January 12th, 2012 at 9:20 AM ^

The 2011 defense demonstrated what our coaches could do with existing talent, and how they could identify our strengths and weaknesses and who could or could not play and piece together a pretty damn good defense out of the wreckage of 2009 and 2010.

2012 will be where we see how they do at recruiting (looks pretty good so far!) and whether they can continue to improve or stay level in terms of accomplishing what was done in 2011.  Each and every year a college team has to replace players, improve the guys who have experience that are coming back, and integrate the new players into the whole.

Here is the data based on team rankings for the total season with Mattison as DC with team's rank in total defense and scoring defense from 1999 (1st year I could get info) forward:

 

TEAM YEAR RANK TOTAL YDS RANK SCORING DEF
ND 1999 74 78
  2000 51 35
  2001 14 22
FLORIDA 2005 9 18
  2006 6 6
  2007 41 46
MICH 2011 17 6

  Seems his defenses get better with the exception of 2007 Florida versus 2006 Florida, where they had to replace 9 of 11 starters on the 2006 defense which won the National Championship game.

I'd say we are in the best of hands......

M-Wolverine

January 12th, 2012 at 12:10 PM ^

Since the performance from a year ago was...9 days ago. (What do you have against afterglow?)

But I think I'd put Woolfolk under the notch.

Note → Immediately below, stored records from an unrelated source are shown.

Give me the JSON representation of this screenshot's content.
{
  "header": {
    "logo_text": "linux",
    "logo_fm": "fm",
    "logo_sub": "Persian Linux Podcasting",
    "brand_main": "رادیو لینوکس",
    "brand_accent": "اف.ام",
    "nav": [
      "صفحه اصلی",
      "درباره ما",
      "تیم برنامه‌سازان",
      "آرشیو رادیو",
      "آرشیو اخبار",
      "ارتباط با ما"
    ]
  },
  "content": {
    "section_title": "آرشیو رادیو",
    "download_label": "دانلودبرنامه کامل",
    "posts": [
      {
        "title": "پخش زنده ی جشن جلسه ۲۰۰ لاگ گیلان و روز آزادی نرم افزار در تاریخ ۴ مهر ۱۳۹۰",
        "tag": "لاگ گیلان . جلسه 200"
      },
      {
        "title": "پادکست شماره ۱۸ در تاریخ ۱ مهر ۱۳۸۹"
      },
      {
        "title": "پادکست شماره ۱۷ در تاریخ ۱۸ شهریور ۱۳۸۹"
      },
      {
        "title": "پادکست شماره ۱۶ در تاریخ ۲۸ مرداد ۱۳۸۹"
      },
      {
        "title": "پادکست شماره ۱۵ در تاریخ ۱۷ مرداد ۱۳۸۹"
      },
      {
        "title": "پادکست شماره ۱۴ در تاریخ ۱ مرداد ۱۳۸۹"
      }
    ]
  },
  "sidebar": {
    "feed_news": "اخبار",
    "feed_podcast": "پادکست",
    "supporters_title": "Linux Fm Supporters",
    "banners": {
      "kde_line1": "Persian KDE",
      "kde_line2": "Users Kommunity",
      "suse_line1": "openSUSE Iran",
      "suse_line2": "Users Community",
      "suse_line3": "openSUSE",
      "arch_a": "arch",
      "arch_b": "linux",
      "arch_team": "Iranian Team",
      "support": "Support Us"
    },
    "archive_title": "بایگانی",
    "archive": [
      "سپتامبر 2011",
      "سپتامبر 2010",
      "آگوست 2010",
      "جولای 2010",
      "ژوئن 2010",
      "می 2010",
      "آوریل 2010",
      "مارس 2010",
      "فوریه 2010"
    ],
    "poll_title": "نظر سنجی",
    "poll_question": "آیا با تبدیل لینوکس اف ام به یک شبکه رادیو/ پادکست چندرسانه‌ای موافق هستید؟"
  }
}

I know we've lived off the dream "dang, he was our best defender, and if he hadn't gone done, we'd have been good in X year"...but really, I don't see us missing him that much, whether from inability to use him, or just not being as good as some around him.  The biggest loss may be the example he set in the locker room.

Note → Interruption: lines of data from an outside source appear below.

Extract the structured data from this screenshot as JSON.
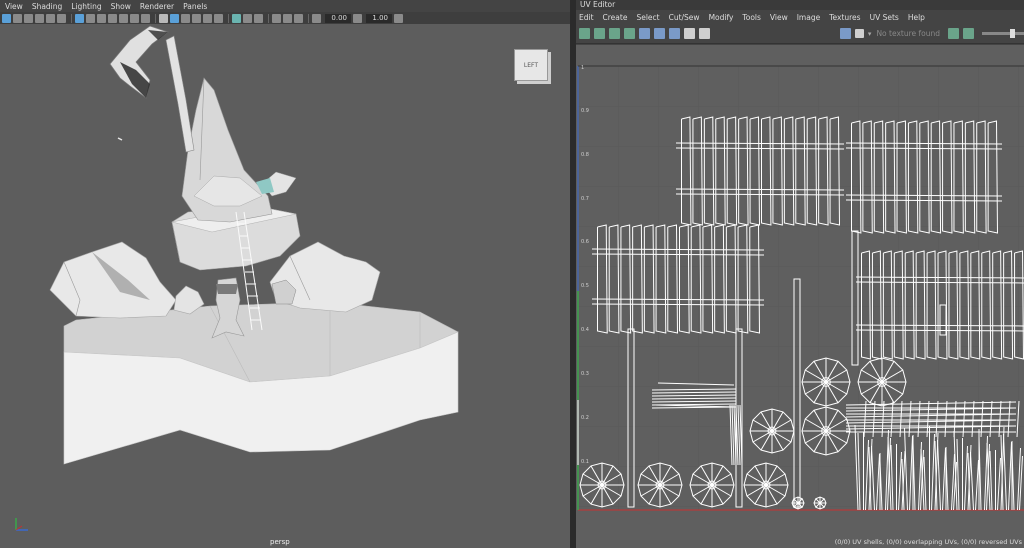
{
  "viewport": {
    "menu": [
      "View",
      "Shading",
      "Lighting",
      "Show",
      "Renderer",
      "Panels"
    ],
    "camera_label": "persp",
    "viewcube_label": "LEFT",
    "exposure": "0.00",
    "gamma": "1.00"
  },
  "uv_editor": {
    "title": "UV Editor",
    "menu": [
      "Edit",
      "Create",
      "Select",
      "Cut/Sew",
      "Modify",
      "Tools",
      "View",
      "Image",
      "Textures",
      "UV Sets",
      "Help"
    ],
    "texture_placeholder": "No texture found",
    "status": "(0/0) UV shells, (0/0) overlapping UVs, (0/0) reversed UVs",
    "v_ticks": [
      "1",
      "0.9",
      "0.8",
      "0.7",
      "0.6",
      "0.5",
      "0.4",
      "0.3",
      "0.2",
      "0.1"
    ]
  },
  "colors": {
    "viewport_bg": "#5d5d5d",
    "uv_grid_bg": "#5f5f5f",
    "uv_axis_v": "#3a6ad0",
    "uv_axis_u": "#c83030",
    "uv_axis_green": "#3aa84a",
    "selection_highlight": "#5aa0d8"
  },
  "icons": {
    "viewcube": "view-cube",
    "axis": "axis-gizmo-icon",
    "toggle_grid": "grid-icon",
    "checker": "checker-icon",
    "lock": "lock-icon",
    "camera": "camera-icon"
  }
}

Van Slyke isn't worrisome, but I would like to give him props for some nice special teams play.

And I think you're underrating Demens, who's still developing and lead us in tackles anyway.

 



Battlestar Galactica - All Along the... by boyeatsgirl

Wazoo

January 12th, 2012 at 12:44 PM ^

Interesting how the top two returing starters on Brian's chart are a former walk-on (Kovacs) and someone who as I recall was not that highly rated and seemed to be more of an afterthought recruit (Ryan).  Sometimes the recruiting gurus do get it wrong. 

dragonchild

January 12th, 2012 at 2:00 PM ^

I honestly don't think the linebackers are tapped out in terms of potential.  Mike Martin basically held them back.  Demens, in particular, seemed at times to just be watching Martin and RVB blow up plays.  For example, maybe in a certain alignment he's supposed to key on the tailback for the option -- then Martin blasts through and gets picked up by the back as if he's a one-man blitz.  Cool, but now the key's gone.  Demens has no farking idea what to react to.

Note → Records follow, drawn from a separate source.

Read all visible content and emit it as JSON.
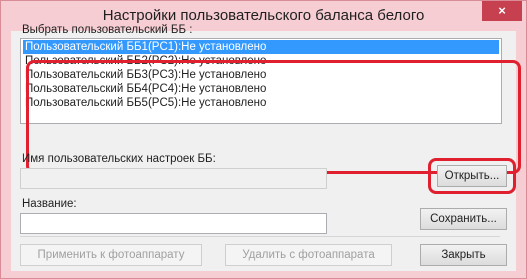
{
  "window": {
    "title": "Настройки пользовательского баланса белого",
    "close_label": "×"
  },
  "wb_list": {
    "label": "Выбрать пользовательский ББ :",
    "items": [
      "Пользовательский ББ1(PC1):Не установлено",
      "Пользовательский ББ2(PC2):Не установлено",
      "Пользовательский ББ3(PC3):Не установлено",
      "Пользовательский ББ4(PC4):Не установлено",
      "Пользовательский ББ5(PC5):Не установлено"
    ],
    "selected_index": 0
  },
  "settings_name": {
    "label": "Имя пользовательских настроек ББ:",
    "value": "",
    "open_label": "Открыть..."
  },
  "name": {
    "label": "Название:",
    "value": "",
    "save_label": "Сохранить..."
  },
  "footer": {
    "apply_label": "Применить к фотоаппарату",
    "delete_label": "Удалить с фотоаппарата",
    "close_label": "Закрыть"
  },
  "colors": {
    "highlight_ring": "#e0202f",
    "selection": "#3399ff",
    "title_bar": "#f6cdd2"
  }
}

I'm exaggerating for clarity's sake.  Basically, havoc works both ways, and the Martin-RVB 4-3 under show was built around the DL.  Same goes for practice.  I'd give the starting DL the edge over the starting OL; Molk can't take both Martin and RVB at the same time.  Demens just feels like he doesn't have much to do; it feels like he's just passively patrolling a zone.  Now it's time for the linebackers to step up.  Mattison's no stubborn fool; with this turnover he might switch to a true 3-4.  The linebackers might do better with space-eating linemen than playmakers, and Mattison will be sure to get them to understand they can't expect the DL to make all the plays.